Kate Crawford and Vladan Joler recently created a large map and long-form essay titled “Anatomy of an AI System.” This project aims to represent the extent of the stack of resources—technological, natural, and human—involved in the production and operation of an Amazon Echo device.
Their diagram and multi-part essay show how, after a consumer issues a brief command to this “impassive, smooth, simple, and small” cylinder, “a vast matrix of capacities is invoked: interlaced chains of resource extraction, human labor and algorithmic processing across networks of mining, logistics, distribution, prediction, and optimization.”
All of this brings to mind Albert Borgmann’s device paradigm, which points to the invisible and complex technologies beneath the visible surface of the products we consume. But “Anatomy” also highlights another layer of complexity introduced by networked digital technologies: an enveloping layer of surveillance, including data mining and machine learning, which Crawford says extracts “value from all kinds of human activities.”
Crawford and Vladan point out how we, as human agents, “are visible in almost every interaction with technological platforms. We are always being tracked, quantified, analyzed and commodified.” “The Echo user,” they say, “is simultaneously a consumer, a resource, a worker, and a product.” We are not simply using these devices; we are becoming integrated with them.

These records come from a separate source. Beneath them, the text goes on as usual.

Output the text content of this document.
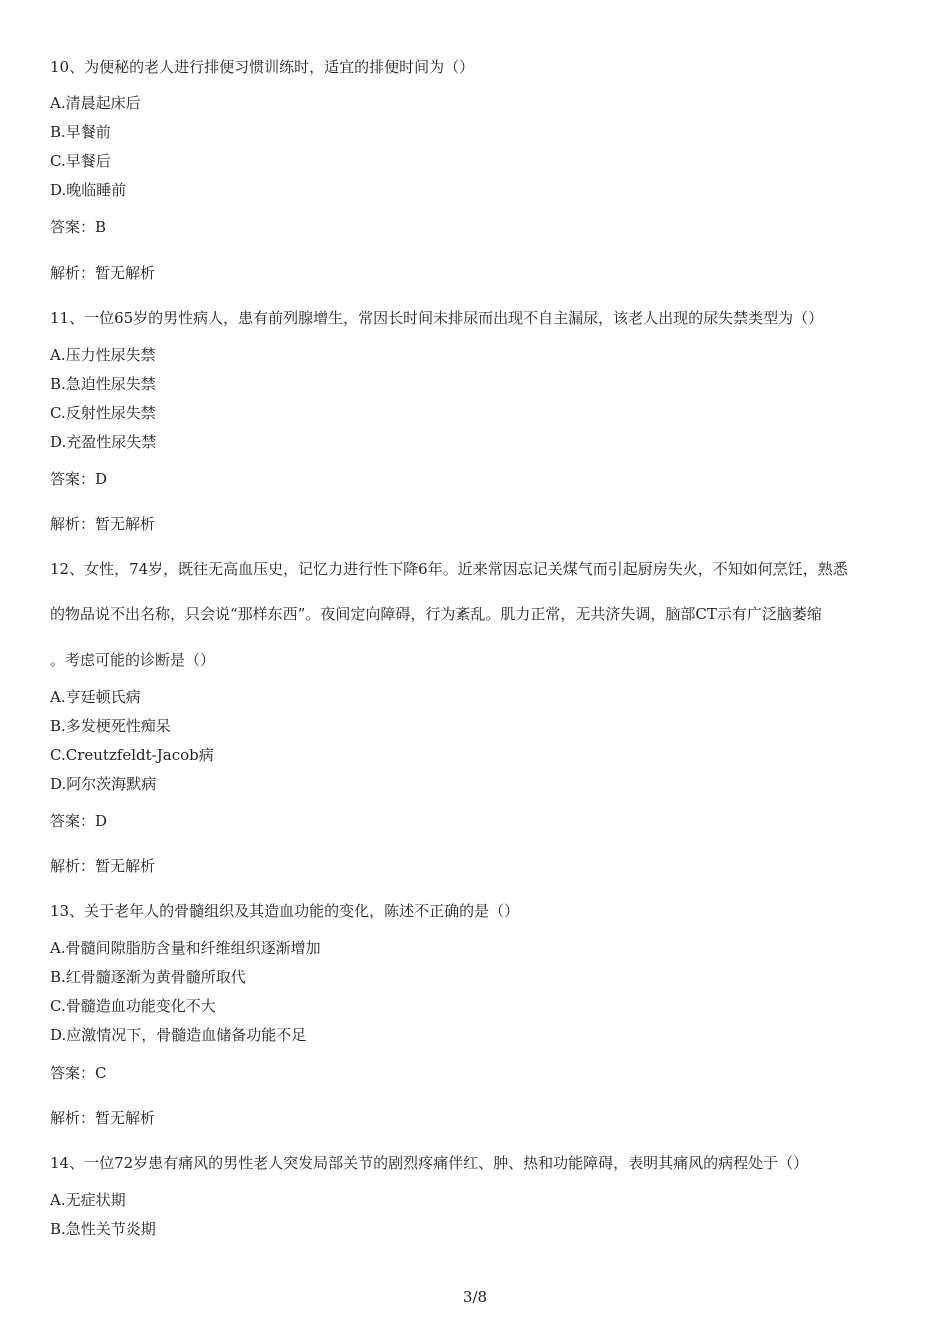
10、为便秘的老人进行排便习惯训练时，适宜的排便时间为（）
A.清晨起床后
B.早餐前
C.早餐后
D.晚临睡前
答案：B
解析：暂无解析
11、一位65岁的男性病人，患有前列腺增生，常因长时间未排尿而出现不自主漏尿，该老人出现的尿失禁类型为（）
A.压力性尿失禁
B.急迫性尿失禁
C.反射性尿失禁
D.充盈性尿失禁
答案：D
解析：暂无解析
12、女性，74岁，既往无高血压史，记忆力进行性下降6年。近来常因忘记关煤气而引起厨房失火，不知如何烹饪，熟悉
的物品说不出名称，只会说“那样东西”。夜间定向障碍，行为紊乱。肌力正常，无共济失调，脑部CT示有广泛脑萎缩
。考虑可能的诊断是（）
A.亨廷顿氏病
B.多发梗死性痴呆
C.Creutzfeldt-Jacob病
D.阿尔茨海默病
答案：D
解析：暂无解析
13、关于老年人的骨髓组织及其造血功能的变化，陈述不正确的是（）
A.骨髓间隙脂肪含量和纤维组织逐渐增加
B.红骨髓逐渐为黄骨髓所取代
C.骨髓造血功能变化不大
D.应激情况下，骨髓造血储备功能不足
答案：C
解析：暂无解析
14、一位72岁患有痛风的男性老人突发局部关节的剧烈疼痛伴红、肿、热和功能障碍，表明其痛风的病程处于（）
A.无症状期
B.急性关节炎期
3/8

Borgmann urges us to be more aware of the dynamics and nature of our technological culture. Crawford and Vladan’s project provides an example of how challenging this is with proprietary AI-powered systems. If we are unaware of and inattentive to the forces beneath the surfaces of our enveloping digital devices, we risk having our agency compromised by autonomous agents.
Borgmann argues that the device paradigm reduces substantial things and practices to superficial commodities and consumption, which reduces human beings to consumers. Within the digital device paradigm, we can be reduced further to sources of information for learning machines and new markets.

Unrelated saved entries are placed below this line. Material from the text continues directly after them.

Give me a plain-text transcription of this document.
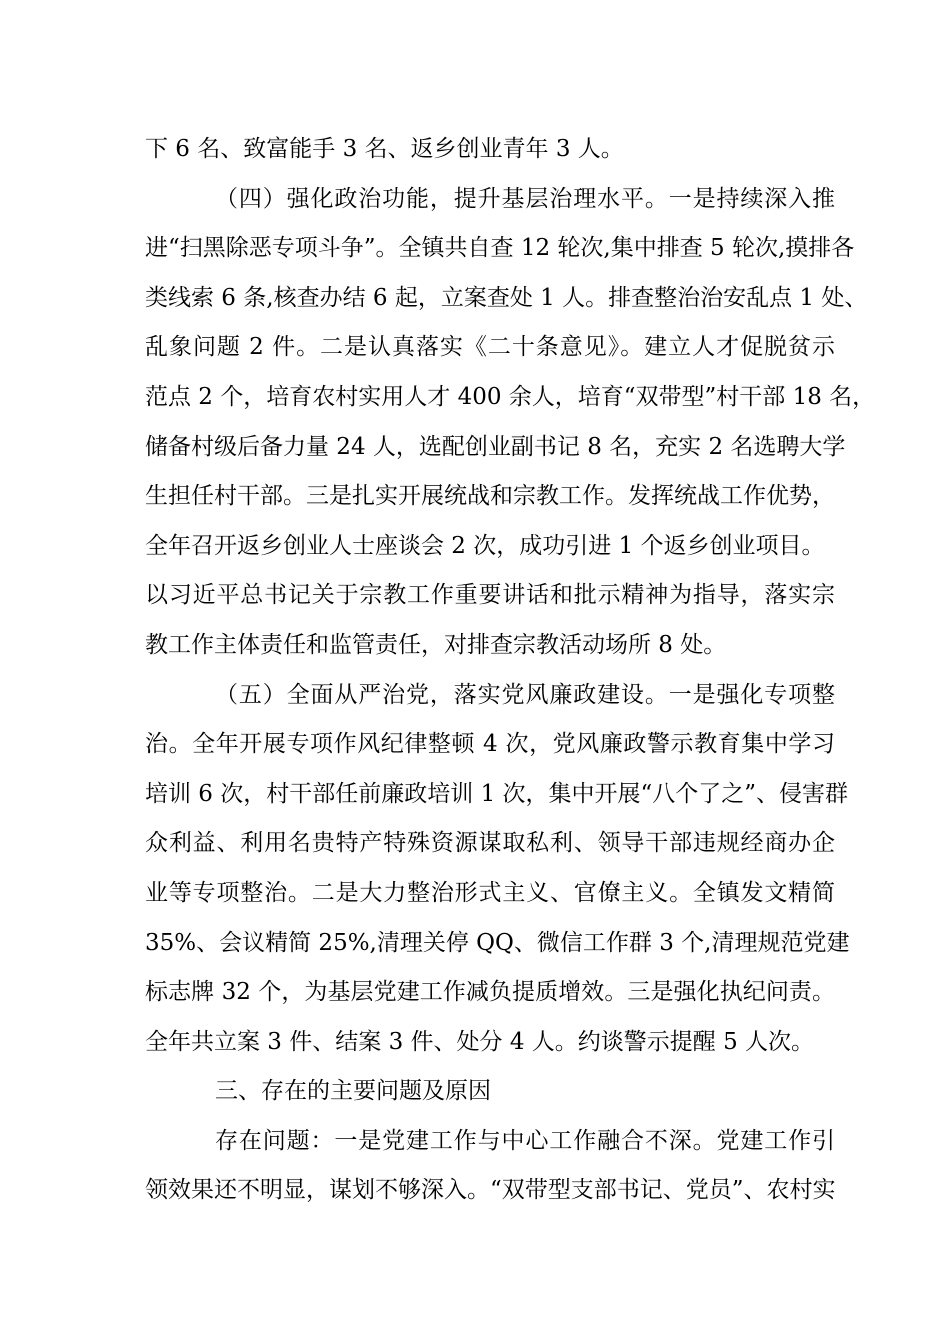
下 6 名、致富能手 3 名、返乡创业青年 3 人。
（四）强化政治功能，提升基层治理水平。一是持续深入推
进“扫黑除恶专项斗争”。全镇共自查 12 轮次,集中排查 5 轮次,摸排各
类线索 6 条,核查办结 6 起，立案查处 1 人。排查整治治安乱点 1 处、
乱象问题 2 件。二是认真落实《二十条意见》。建立人才促脱贫示
范点 2 个，培育农村实用人才 400 余人，培育“双带型”村干部 18 名，
储备村级后备力量 24 人，选配创业副书记 8 名，充实 2 名选聘大学
生担任村干部。三是扎实开展统战和宗教工作。发挥统战工作优势，
全年召开返乡创业人士座谈会 2 次，成功引进 1 个返乡创业项目。
以习近平总书记关于宗教工作重要讲话和批示精神为指导，落实宗
教工作主体责任和监管责任，对排查宗教活动场所 8 处。
（五）全面从严治党，落实党风廉政建设。一是强化专项整
治。全年开展专项作风纪律整顿 4 次，党风廉政警示教育集中学习
培训 6 次，村干部任前廉政培训 1 次，集中开展“八个了之”、侵害群
众利益、利用名贵特产特殊资源谋取私利、领导干部违规经商办企
业等专项整治。二是大力整治形式主义、官僚主义。全镇发文精简
35%、会议精简 25%,清理关停 QQ、微信工作群 3 个,清理规范党建
标志牌 32 个，为基层党建工作减负提质增效。三是强化执纪问责。
全年共立案 3 件、结案 3 件、处分 4 人。约谈警示提醒 5 人次。
三、存在的主要问题及原因
存在问题：一是党建工作与中心工作融合不深。党建工作引
领效果还不明显，谋划不够深入。“双带型支部书记、党员”、农村实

As Crawfrod and Vladan write near the end of their essay, “The new gold rush in the context of artificial intelligence is to enclose different fields of human knowing, feeling, and action, in order to capture and privatize those fields.”
Mariarosaria Taddeo and Luciano Floridi observe that as AI “matures and disseminates, [it] blends into our lives, experiences, and environments and becomes an invisible facilitator that mediates our interactions in a convenient, barely noticeable way.” If designed and used improperly, they warn, “AI may threaten our fragile, and yet constitutive, ability to determine our own lives and identities and keep our choices open.”
We can ask, “Alexa, what time is it?,” but we should be asking ourselves much deeper questions about the information revolution we’re living through and shaping. How is autonomous agency shaping our goals and nudging our behaviors? How do we want these technologies to enhance—and not merely commodify—our individual and collective attention and agency?